Operating at a high frequency means: -
- you transfer a smaller energy more times per second = same power handling as a conventional transformer.
- you avoid core saturation associated with running at a lower frequency
Core saturation is related to the peak flux density of the core material. For a typical ferrite this is round about 0.35 teslas: -
For silicon steel (conventional transformers) this might be around 1.3 teslas: -
So, on the face of it, ferrite is worse than conventional silicon steel laminates because it saturates at a lower H-field. However, this isn't the full story. As the graphs indicate, magnetic flux density "maps" to H-field via the magnetic permeability of the core. The object of any inductor or transformer design is to avoid generating a peak H-field that might overly saturate the core.
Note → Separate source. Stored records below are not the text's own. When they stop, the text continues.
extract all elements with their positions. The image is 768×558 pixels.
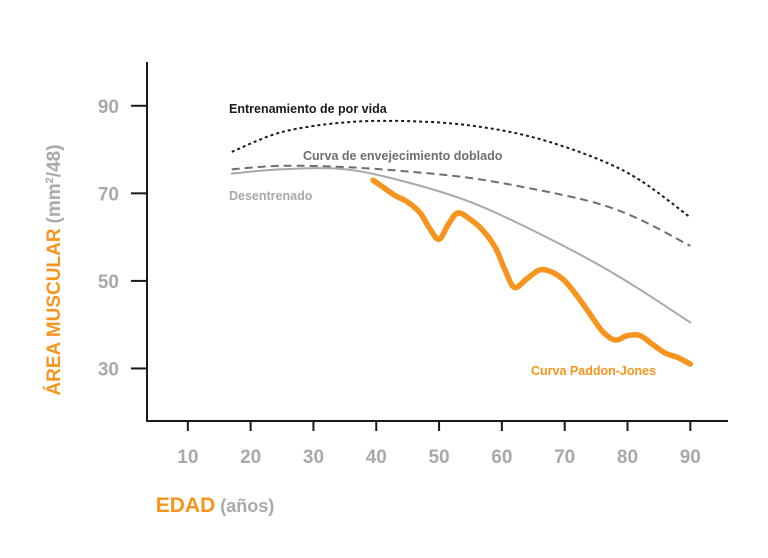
y-axis-title: ÁREA MUSCULAR (mm2/48) xyxy=(43,144,65,395)
y-tick-label: 30 xyxy=(98,359,119,380)
lifetime-training-line xyxy=(231,119,691,219)
x-axis-title-unit: (años) xyxy=(220,496,274,516)
x-axis-title-main: EDAD xyxy=(156,494,216,517)
x-tick-label: 90 xyxy=(680,447,701,468)
x-tick-label: 70 xyxy=(554,447,575,468)
label-paddon-jones-curve: Curva Paddon-Jones xyxy=(531,364,656,378)
paddon-jones-curve-line xyxy=(370,177,694,367)
y-axis-unit-prefix: (mm xyxy=(44,183,65,223)
x-tick-label: 60 xyxy=(491,447,512,468)
x-tick-label: 40 xyxy=(366,447,387,468)
label-untrained: Desentrenado xyxy=(229,189,313,203)
label-lifetime-training: Entrenamiento de por vida xyxy=(229,102,388,116)
y-tick-label: 70 xyxy=(98,184,119,205)
y-axis-title-main: ÁREA MUSCULAR xyxy=(43,228,65,395)
y-axis-unit-suffix: /48) xyxy=(44,144,65,177)
svg-text:ÁREA MUSCULAR(mm2/48): ÁREA MUSCULAR (mm2/48) xyxy=(43,144,65,395)
x-tick-label: 80 xyxy=(617,447,638,468)
y-axis-title-unit: (mm2/48) xyxy=(44,144,65,223)
bent-aging-curve-line xyxy=(231,164,691,247)
x-tick-label: 20 xyxy=(240,447,261,468)
y-tick-label: 50 xyxy=(98,272,119,293)
label-bent-aging-curve: Curva de envejecimiento doblado xyxy=(303,149,503,163)
x-tick-label: 30 xyxy=(303,447,324,468)
axes-layer: 90 70 50 30 10 20 30 40 50 60 70 80 90 xyxy=(98,62,728,468)
y-tick-label: 90 xyxy=(98,97,119,118)
x-tick-label: 50 xyxy=(428,447,449,468)
series-layer xyxy=(230,119,694,367)
labels-layer: Entrenamiento de por vida Curva de enveje… xyxy=(229,102,656,378)
y-axis-unit-superscript: 2 xyxy=(44,177,56,183)
x-tick-label: 10 xyxy=(177,447,198,468)
untrained-line xyxy=(230,167,692,324)
x-axis-title: EDAD (años) xyxy=(156,494,275,517)
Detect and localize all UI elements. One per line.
Given that the current in an inductor rises linearly with time (for a fixed applied voltage), you can't apply that DC voltage for a very long time or you'll produce a H-field that saturates the core too much. This is where operating at high frequencies benefits the modern power supply.
So, at a higher frequency, you can make the inductance proportionately smaller. This means you can have fewer turns (everything else being equal) and, with fewer turns, you get a proportionately smaller H-field.
This means a proportionately smaller inductor/transformer.
EDIT - Regarding the math of a simple flyback transformer, consider a primary inductance of 1 mH that every 10 us is held across a DC rail of 300 volts for 5 us (50:50 duty). In 5 us the inductor current rises linearly to 1.5 amps based on the formula V = L di/dt.
The energy stored becomes 1.125 mJ (\$LI^2/2\$) and this is transferred 100,000 times per second. That is a continual power transfer of 112.5 watts. If you looked at plenty of ferrite core specifications, you would probably find that to get 1 mH you would need about 30 turns and this means that the magneto motive force (ampere turns) would be 1.5 x 30 = 45.
A ferrite core should be able to cope with a H-field of about 400 ampere turns per metre and the "per metre" bit defines the core length - this means a core length of 45/400 metres or 113 mm, or, if a square shaped core is used, it will be about 28 mm x 28 mm along the centre line. Taking into account that the core has to have a decent cross sectional area, the outer dimensions might be 33 mm x 33 mm.
This is just an off-the-cuff worked example.